I had a burning question. I wanted to know whether Bikes Welcome is on the right track by encouraging businesses to provide bike parking. Should we be looking more broadly at what makes a bike friendly business? After all, not all businesses can install their own bike parking, and not all councils are supportive in providing it on the roading reserve (and sometimes it’s just not feasible). It was time to ask around and see what people who bike think about all of this. Thanks to those 42 people who responded, I’ve got a better idea of what Bikes Welcome supporters and ‘followers’ are looking for in a Bike Friendly Business, what’s important to them and what makes good bike parking.
Does it matter whether businesses are bike friendly or not?
Yes it matters. But most of all, respondents just want somewhere to park their bikes (88% said this matters to them), closely followed by wanting:
- businesses to support councils building bike lanes (69%)
- To support businesses who reflect their values and priorities (69%)
- Businesses to make sustainable choices (65%)
For the people who chose ‘other’ the quality and security of bike parking was very important to them, along with employee end of trip facilities (showers and lockers) and the sense of community and connection biking offers.
“I want to visit places that are nice to be around other people.
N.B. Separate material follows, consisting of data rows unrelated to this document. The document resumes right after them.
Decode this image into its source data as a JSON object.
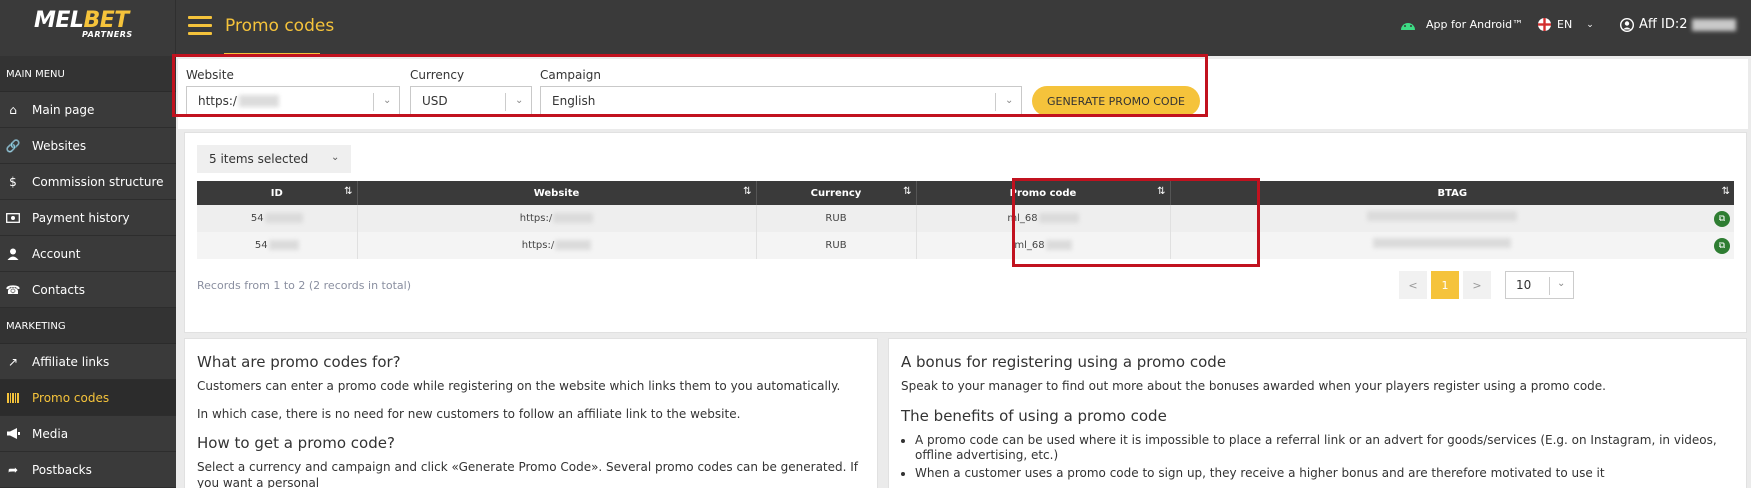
{
  "header": {
    "logo_main": "MEL",
    "logo_accent": "BET",
    "logo_sub": "PARTNERS",
    "page_title": "Promo codes",
    "android_label": "App for Android™",
    "language": "EN",
    "aff_label": "Aff ID:2"
  },
  "sidebar": {
    "main_menu_label": "MAIN MENU",
    "marketing_label": "MARKETING",
    "main_items": [
      {
        "label": "Main page",
        "icon": "home-icon"
      },
      {
        "label": "Websites",
        "icon": "link-icon"
      },
      {
        "label": "Commission structure",
        "icon": "dollar-icon"
      },
      {
        "label": "Payment history",
        "icon": "money-icon"
      },
      {
        "label": "Account",
        "icon": "user-icon"
      },
      {
        "label": "Contacts",
        "icon": "phone-icon"
      }
    ],
    "marketing_items": [
      {
        "label": "Affiliate links",
        "icon": "external-link-icon"
      },
      {
        "label": "Promo codes",
        "icon": "barcode-icon",
        "active": true
      },
      {
        "label": "Media",
        "icon": "megaphone-icon"
      },
      {
        "label": "Postbacks",
        "icon": "share-icon"
      }
    ]
  },
  "filters": {
    "website_label": "Website",
    "website_value": "https:/",
    "currency_label": "Currency",
    "currency_value": "USD",
    "campaign_label": "Campaign",
    "campaign_value": "English",
    "generate_button": "GENERATE PROMO CODE"
  },
  "table": {
    "column_select": "5 items selected",
    "headers": [
      "ID",
      "Website",
      "Currency",
      "Promo code",
      "BTAG"
    ],
    "rows": [
      {
        "id": "54",
        "website": "https:/",
        "currency": "RUB",
        "promo": "ml_68"
      },
      {
        "id": "54",
        "website": "https:/",
        "currency": "RUB",
        "promo": "ml_68"
      }
    ],
    "records_text": "Records from 1 to 2 (2 records in total)",
    "pagination": {
      "prev": "<",
      "current": "1",
      "next": ">",
      "per_page": "10"
    }
  },
  "info_left": {
    "title1": "What are promo codes for?",
    "p1": "Customers can enter a promo code while registering on the website which links them to you automatically.",
    "p2": "In which case, there is no need for new customers to follow an affiliate link to the website.",
    "title2": "How to get a promo code?",
    "p3": "Select a currency and campaign and click «Generate Promo Code». Several promo codes can be generated. If you want a personal"
  },
  "info_right": {
    "title1": "A bonus for registering using a promo code",
    "p1": "Speak to your manager to find out more about the bonuses awarded when your players register using a promo code.",
    "title2": "The benefits of using a promo code",
    "li1": "A promo code can be used where it is impossible to place a referral link or an advert for goods/services (E.g. on Instagram, in videos, offline advertising, etc.)",
    "li2": "When a customer uses a promo code to sign up, they receive a higher bonus and are therefore motivated to use it"
  },
  "colors": {
    "accent": "#f5c33b",
    "dark": "#3a3a3a",
    "highlight": "#c1121f",
    "copy": "#2e7d32"
  }
}
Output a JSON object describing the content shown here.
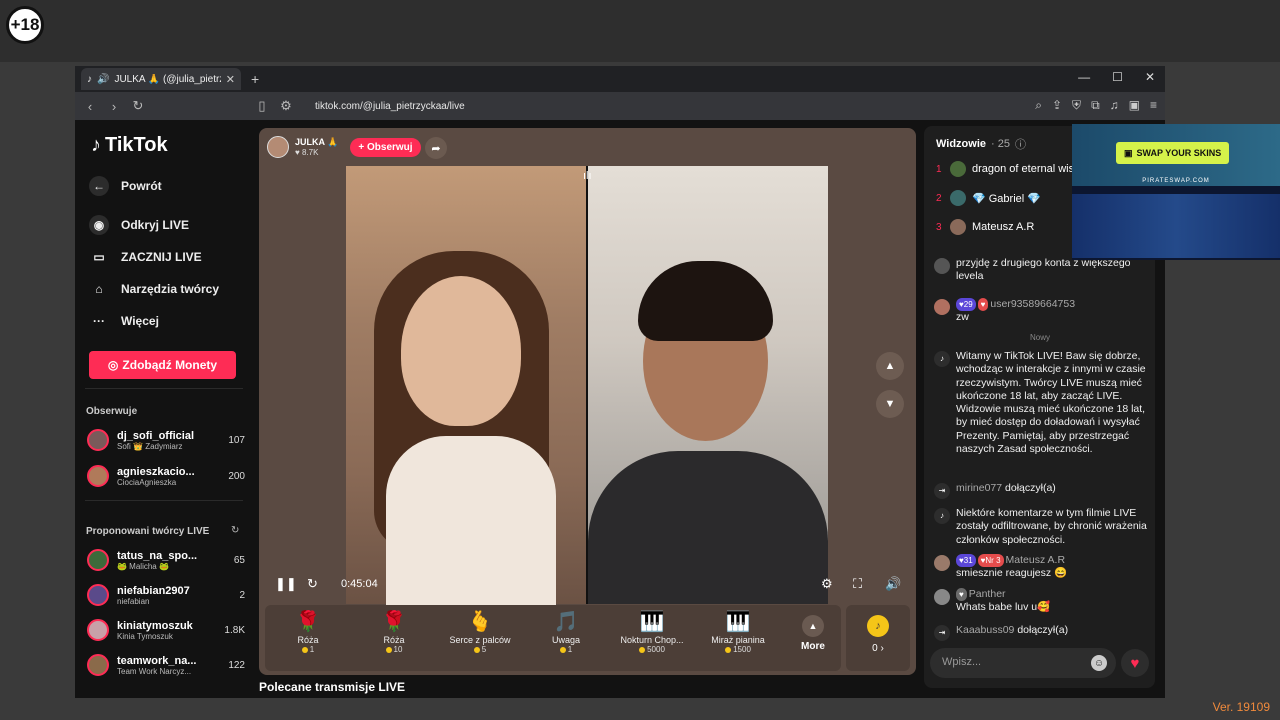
{
  "badge": "+18",
  "version": "Ver. 19109",
  "browser": {
    "tab_title": "JULKA 🙏 (@julia_pietrzyckaa",
    "url": "tiktok.com/@julia_pietrzyckaa/live"
  },
  "sidebar": {
    "logo": "TikTok",
    "back": "Powrót",
    "nav": [
      "Odkryj LIVE",
      "ZACZNIJ LIVE",
      "Narzędzia twórcy",
      "Więcej"
    ],
    "coins_button": "Zdobądź Monety",
    "following_title": "Obserwuje",
    "following": [
      {
        "name": "dj_sofi_official",
        "sub": "Sofi 👑 Zadymiarz",
        "count": "107"
      },
      {
        "name": "agnieszkacio...",
        "sub": "CiociaAgnieszka",
        "count": "200"
      }
    ],
    "suggested_title": "Proponowani twórcy LIVE",
    "suggested": [
      {
        "name": "tatus_na_spo...",
        "sub": "🐸 Malicha 🐸",
        "count": "65"
      },
      {
        "name": "niefabian2907",
        "sub": "niefabian",
        "count": "2"
      },
      {
        "name": "kiniatymoszuk",
        "sub": "Kinia Tymoszuk",
        "count": "1.8K"
      },
      {
        "name": "teamwork_na...",
        "sub": "Team Work Narcyz...",
        "count": "122"
      }
    ]
  },
  "stream": {
    "host_name": "JULKA 🙏",
    "host_likes": "♥ 8.7K",
    "follow": "+ Obserwuj",
    "time": "0:45:04",
    "gifts": [
      {
        "icon": "🌹",
        "name": "Róża",
        "price": "1"
      },
      {
        "icon": "🌹",
        "name": "Róża",
        "price": "10"
      },
      {
        "icon": "🫰",
        "name": "Serce z palców",
        "price": "5"
      },
      {
        "icon": "🎵",
        "name": "Uwaga",
        "price": "1"
      },
      {
        "icon": "🎹",
        "name": "Nokturn Chop...",
        "price": "5000"
      },
      {
        "icon": "🎹",
        "name": "Miraż pianina",
        "price": "1500"
      }
    ],
    "more": "More",
    "coins": "0 ›",
    "recommended": "Polecane transmisje LIVE"
  },
  "chat": {
    "viewers_label": "Widzowie",
    "viewers_count": "· 25",
    "viewers": [
      {
        "rank": "1",
        "name": "dragon of eternal wis..."
      },
      {
        "rank": "2",
        "name": "💎 Gabriel 💎"
      },
      {
        "rank": "3",
        "name": "Mateusz A.R"
      }
    ],
    "partial_msg": "przyjdę z drugiego konta z większego levela",
    "msg_user1": "user93589664753",
    "msg_user1_lvl": "29",
    "msg_user1_text": "zw",
    "now_label": "Nowy",
    "welcome": "Witamy w TikTok LIVE! Baw się dobrze, wchodząc w interakcje z innymi w czasie rzeczywistym. Twórcy LIVE muszą mieć ukończone 18 lat, aby zacząć LIVE. Widzowie muszą mieć ukończone 18 lat, by mieć dostęp do doładowań i wysyłać Prezenty. Pamiętaj, aby przestrzegać naszych Zasad społeczności.",
    "join1_user": "mirine077",
    "join_text": "dołączył(a)",
    "filter_notice": "Niektóre komentarze w tym filmie LIVE zostały odfiltrowane, by chronić wrażenia członków społeczności.",
    "msg2_lvl": "31",
    "msg2_rank": "Nr 3",
    "msg2_user": "Mateusz A.R",
    "msg2_text": "smiesznie reagujesz 😄",
    "msg3_user": "Panther",
    "msg3_text": "Whats babe luv u🥰",
    "join2_user": "Kaaabuss09",
    "input_placeholder": "Wpisz..."
  },
  "ad": {
    "button": "SWAP YOUR SKINS",
    "brand": "PIRATESWAP.COM"
  }
}
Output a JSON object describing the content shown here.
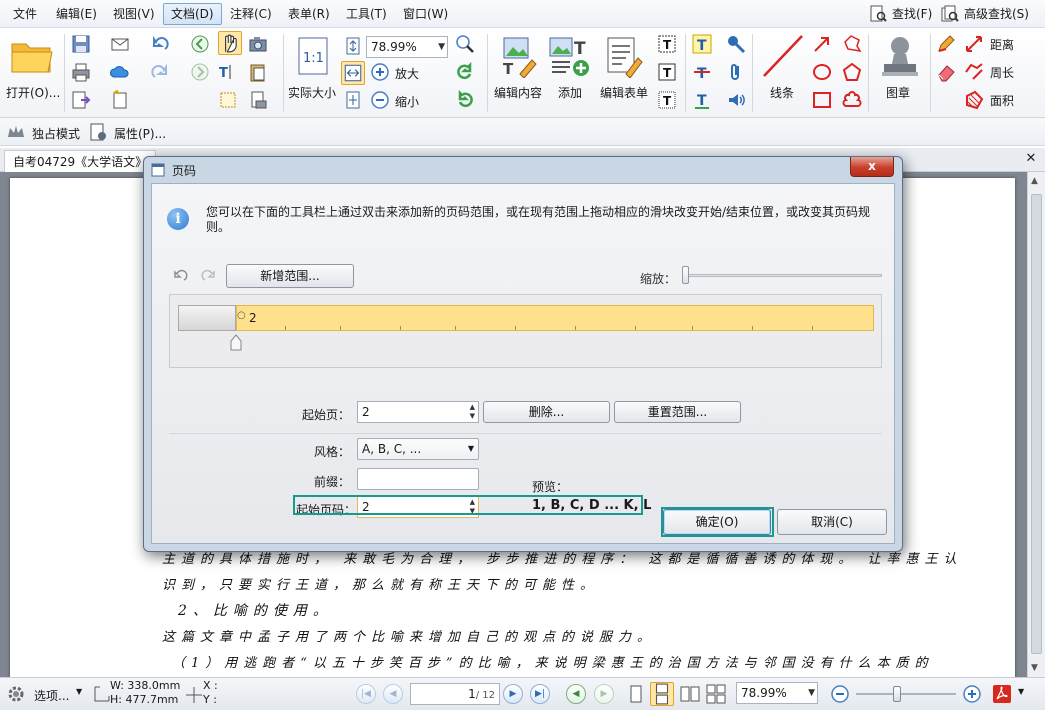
{
  "menu": {
    "items": [
      "文件",
      "编辑(E)",
      "视图(V)",
      "文档(D)",
      "注释(C)",
      "表单(R)",
      "工具(T)",
      "窗口(W)"
    ],
    "active_index": 3,
    "find": "查找(F)",
    "advanced_find": "高级查找(S)"
  },
  "toolbar": {
    "open": "打开(O)...",
    "actual_size": "实际大小",
    "zoom_value": "78.99%",
    "zoom_in": "放大",
    "zoom_out": "缩小",
    "edit_content": "编辑内容",
    "add": "添加",
    "edit_form": "编辑表单",
    "line": "线条",
    "stamp": "图章",
    "distance": "距离",
    "perimeter": "周长",
    "area": "面积"
  },
  "toolbar2": {
    "exclusive_mode": "独占模式",
    "properties": "属性(P)..."
  },
  "doc": {
    "tab_title": "自考04729《大学语文》",
    "lines": [
      "主道的具体措施时，  来敢毛为合理，  步步推进的程序：  这都是循循善诱的体现。  让率惠王认",
      "识到，只要实行王道，那么就有称王天下的可能性。",
      "2、比喻的使用。",
      "这篇文章中孟子用了两个比喻来增加自己的观点的说服力。",
      "（1）用逃跑者“以五十步笑百步”的比喻，来说明梁惠王的治国方法与邻国没有什么本质的"
    ]
  },
  "dialog": {
    "title": "页码",
    "close": "x",
    "info": "您可以在下面的工具栏上通过双击来添加新的页码范围，或在现有范围上拖动相应的滑块改变开始/结束位置，或改变其页码规则。",
    "add_range": "新增范围...",
    "zoom_label": "缩放：",
    "range_label": "2",
    "start_page_label": "起始页：",
    "start_page_value": "2",
    "delete": "删除...",
    "reset_range": "重置范围...",
    "style_label": "风格：",
    "style_value": "A, B, C, ...",
    "prefix_label": "前缀：",
    "prefix_value": "",
    "preview_label": "预览：",
    "start_number_label": "起始页码：",
    "start_number_value": "2",
    "preview_value": "1, B, C, D ... K, L",
    "ok": "确定(O)",
    "cancel": "取消(C)"
  },
  "status": {
    "options": "选项...",
    "width": "W: 338.0mm",
    "height": "H: 477.7mm",
    "x": "X :",
    "y": "Y :",
    "page_current": "1",
    "page_total": "/ 12",
    "zoom_value": "78.99%"
  },
  "colors": {
    "accent": "#2f7bd0",
    "range_bar": "#ffe08d",
    "highlight": "#1a9a8e",
    "close_red": "#c7412d"
  }
}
Bikes and walking do this. cars do not. Car parking always seems impersonal, divorced and dangerous. Bikes are friendly and human scale.”
Does bike parking quality matter?
The type of bike rack (i.e. not a wheelbender) was ranked as either important or very important to 93% of respondents.
Proximity to the business was important or very important to 85%, closely followed by security (80%) and quantity of bike parking (74%).
What makes a bike friendly business?
When asked to rank what factors make a business bike friendly, bike parking for customers and visitors came out clearly on top, with 63% ranking it as number one. The next priorities in order were:
- Actively supporting the building of bike lanes and other cycling infrastructure
- Encouraging staff to bike
- Being close to a bike lane or trail
Of lower priority were:
- Providing extras like pumps, tools, locks etc
- Supporting biking in the community with hosting or sponsorship
- Using bikes in their business
And last: providing discounts, incentives or deals for people who bike.
So what does it all mean?
Warm fluffy stuff can’t compete with the basics of providing quality bike parking and supporting cycle lanes. Biking customers are looking for businesses to provide bike parking and reflect their values by supporting bike lanes and sustainable choices.
Is the sample representative?
42 is a small set of respondents and probably skewed toward people already supportive of the ethos of Bikes Welcome. It would be great to get a broader response, although we do know from the CAN survey of over 1000 people nationwide:
“In shopping and CBD areas, over two thirds of respondents wanted more bike parking, and almost half wanted these areas to be closed to traffic except buses, cycling & walking.”
Back to the burning question
We’ve got a better understanding of some of the key ingredients to make a bike friendly business. It seems we are on the right track encouraging businesses to provide bike parking and be supportive of biking. The question is how to do it most effectively? That will be one to ponder in the weeks and months to come as I review Bikes Welcome’s strategy and priorities. If you’d like to be part of that or have ideas to share, please do let me know.
Survey participants had the option to enter a prize draw to win a copy of Alastair Smith’s book Everyday Cycling in New Zealand Aotearoa, kindly donated by Awa Press. The following people are the lucky winners: Adrian Field, Carolyn Lyon, Flavia Machado, Paula Luijken and Simon Kingham. Thanks to everyone who participated.